Vue depuis Champ sombre, baignée d’une lumière en clairs-obscurs d’Estelle Ryba, nous rencontrons une Simone loin des projecteurs de la capitale, détendue, sereine, libre de tout regard – les nôtres étant les seuls admis au titre de leur écoute. Dans l’intimité, cette femme que nous redécouvrons évoque tous les moments de sa vie, mais dans le désordre sympathique de souvenirs accompagnant son quotidien. Faisant une toilette après avoir jardiné ; assise par terre et enroulée dans une couverture protectrice quand elle parle de la déportation des juifs d’Europe, d’Auschwitz qui a broyé sa famille et l’a privée de sa gaîté d’enfant; esquissant quelques pas de danse ou encore se laissant aller à des attitudes décontractées sur un objet scénique très insolite. Grande trouvaille de la scénographie d’Hervé Mazelin, un objet multifonctionnel se métamorphosant au gré des éclairages et usages : tantôt transat de plage, elle n’est pas loin avec ses vagues; tantôt toboggan faisant place à l’enfance; tantôt tribune de l’Assemblée, pour le fameux discours du 26 novembre 1974 présentant la loi sur l’avortement ; ou encore simple lit, mais un lit à vivre de jour, pour s’y délasser, y lire, y travailler le dimanche, y bavarder avec une amie, ou encore accueillir les enfants au réveil. Par moment, cette œuvre plastique devient écran nous renvoyant en boomerang des images poétiques sonorisées qui nous emportent dans le sac et le ressac du récit. Contrastant avec la courbure de l’objet, trois colonnes aux couleurs changeantes suggèrent les hauts lieux du pouvoir ou celles du Panthéon…

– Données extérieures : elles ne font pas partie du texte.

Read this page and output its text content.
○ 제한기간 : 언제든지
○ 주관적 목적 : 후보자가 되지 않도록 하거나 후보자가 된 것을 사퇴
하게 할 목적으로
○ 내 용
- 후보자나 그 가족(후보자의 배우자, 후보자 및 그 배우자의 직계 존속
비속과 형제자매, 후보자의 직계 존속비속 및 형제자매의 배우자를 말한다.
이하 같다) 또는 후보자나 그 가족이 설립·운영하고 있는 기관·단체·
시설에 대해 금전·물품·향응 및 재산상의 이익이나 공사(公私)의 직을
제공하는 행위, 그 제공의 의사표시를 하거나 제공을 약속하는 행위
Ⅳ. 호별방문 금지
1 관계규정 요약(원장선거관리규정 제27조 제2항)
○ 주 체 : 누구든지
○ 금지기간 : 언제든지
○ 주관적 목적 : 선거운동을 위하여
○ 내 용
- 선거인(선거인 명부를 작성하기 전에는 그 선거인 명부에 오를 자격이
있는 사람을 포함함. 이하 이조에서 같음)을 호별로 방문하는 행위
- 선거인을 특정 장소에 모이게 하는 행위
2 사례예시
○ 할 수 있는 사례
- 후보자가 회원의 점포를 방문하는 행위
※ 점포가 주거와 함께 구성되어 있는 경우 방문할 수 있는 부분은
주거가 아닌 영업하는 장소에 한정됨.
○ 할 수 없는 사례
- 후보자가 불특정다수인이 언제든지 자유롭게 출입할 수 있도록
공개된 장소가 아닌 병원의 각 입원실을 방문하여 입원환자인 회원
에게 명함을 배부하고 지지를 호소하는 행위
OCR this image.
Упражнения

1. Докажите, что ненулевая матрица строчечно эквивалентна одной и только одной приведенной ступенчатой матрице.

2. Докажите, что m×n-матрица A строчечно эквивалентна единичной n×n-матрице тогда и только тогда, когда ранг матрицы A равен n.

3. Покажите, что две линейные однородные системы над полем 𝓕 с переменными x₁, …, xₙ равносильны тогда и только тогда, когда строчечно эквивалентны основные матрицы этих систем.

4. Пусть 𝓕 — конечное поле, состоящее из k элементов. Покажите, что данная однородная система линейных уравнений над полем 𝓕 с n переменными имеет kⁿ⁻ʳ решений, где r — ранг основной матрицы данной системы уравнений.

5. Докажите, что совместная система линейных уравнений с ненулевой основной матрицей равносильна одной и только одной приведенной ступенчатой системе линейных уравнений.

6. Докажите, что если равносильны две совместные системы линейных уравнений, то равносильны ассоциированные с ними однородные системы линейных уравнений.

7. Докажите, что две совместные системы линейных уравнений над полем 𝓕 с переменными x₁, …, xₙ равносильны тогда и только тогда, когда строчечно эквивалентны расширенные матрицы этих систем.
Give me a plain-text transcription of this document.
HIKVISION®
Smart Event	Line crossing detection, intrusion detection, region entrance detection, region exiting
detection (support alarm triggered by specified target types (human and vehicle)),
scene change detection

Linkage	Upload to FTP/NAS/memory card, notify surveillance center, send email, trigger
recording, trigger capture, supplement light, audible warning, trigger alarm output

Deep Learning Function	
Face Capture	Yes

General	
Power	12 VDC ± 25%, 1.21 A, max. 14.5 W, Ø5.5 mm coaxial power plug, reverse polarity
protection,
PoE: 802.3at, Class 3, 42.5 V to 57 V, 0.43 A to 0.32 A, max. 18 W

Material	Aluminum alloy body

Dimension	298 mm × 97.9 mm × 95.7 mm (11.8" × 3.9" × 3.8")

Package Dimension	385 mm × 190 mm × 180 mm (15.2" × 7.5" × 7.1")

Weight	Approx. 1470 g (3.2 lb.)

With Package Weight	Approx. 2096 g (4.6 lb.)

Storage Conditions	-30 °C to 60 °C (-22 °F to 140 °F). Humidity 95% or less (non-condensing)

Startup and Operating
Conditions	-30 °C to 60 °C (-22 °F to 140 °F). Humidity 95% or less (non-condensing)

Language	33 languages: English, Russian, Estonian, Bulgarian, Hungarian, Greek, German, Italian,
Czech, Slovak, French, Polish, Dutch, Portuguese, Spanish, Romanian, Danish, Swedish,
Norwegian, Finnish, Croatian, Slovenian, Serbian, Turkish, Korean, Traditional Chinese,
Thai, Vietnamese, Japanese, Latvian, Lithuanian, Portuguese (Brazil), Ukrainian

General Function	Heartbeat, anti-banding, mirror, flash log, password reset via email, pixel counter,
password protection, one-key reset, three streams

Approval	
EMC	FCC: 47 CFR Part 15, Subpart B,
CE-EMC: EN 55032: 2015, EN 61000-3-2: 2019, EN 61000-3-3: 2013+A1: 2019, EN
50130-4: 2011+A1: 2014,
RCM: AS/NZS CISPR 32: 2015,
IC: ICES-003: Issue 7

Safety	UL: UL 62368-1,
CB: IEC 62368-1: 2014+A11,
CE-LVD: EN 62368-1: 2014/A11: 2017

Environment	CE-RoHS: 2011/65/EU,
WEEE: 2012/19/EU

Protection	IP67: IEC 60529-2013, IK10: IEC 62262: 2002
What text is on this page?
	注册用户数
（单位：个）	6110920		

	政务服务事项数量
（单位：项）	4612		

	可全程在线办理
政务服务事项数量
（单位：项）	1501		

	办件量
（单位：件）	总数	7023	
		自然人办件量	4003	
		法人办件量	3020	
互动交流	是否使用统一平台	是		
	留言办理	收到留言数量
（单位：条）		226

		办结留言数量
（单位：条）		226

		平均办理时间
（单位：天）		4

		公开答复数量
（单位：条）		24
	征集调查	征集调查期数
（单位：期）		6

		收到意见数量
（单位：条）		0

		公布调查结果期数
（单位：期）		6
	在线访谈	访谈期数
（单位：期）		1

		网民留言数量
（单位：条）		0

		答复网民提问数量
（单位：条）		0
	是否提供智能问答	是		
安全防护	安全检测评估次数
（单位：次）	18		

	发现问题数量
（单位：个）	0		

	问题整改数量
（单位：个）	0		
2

La belle et sobre mise en scène d’Arnaud Aubert articule avec rythme et finesse la verticalité des hautes fonctions d’une personnalité publique hors du commun avec l’horizontalité d’une vie domestique simplement humaine. La proposition du Tanit Théâtre trace les obliques d’une confidence reliant entre elles les multiples facettes de l’exceptionnel destin de Simone Veil. La femme réelle, et non son icône, se révèle alors aussi libre que droite, aussi joueuse que sérieuse, aussi normale qu’originale, aussi consensuelle que contestataire, femme d’action et d’esprit et surtout de cœur. Comment jouer un tel personnage ? C’est là que nous devons saluer la prestation remarquable de Sophie Caritté déployant un jeu à la fois charismatique et humble. La comédienne, qui est aussi danseuse, sait mettre le poids qu’il faut et la nécessaire légèreté dans une interprétation aussi forte que subtile de la grande dame que fut aussi Simone Veil. Par moment nous avons l’impression non pas tant d’une ressemblance physique, quoique la chevelure y soit, mais d’une analogie de silhouette et de présence. C’est la magie du bon théâtre qui parvient à réinventer le réel !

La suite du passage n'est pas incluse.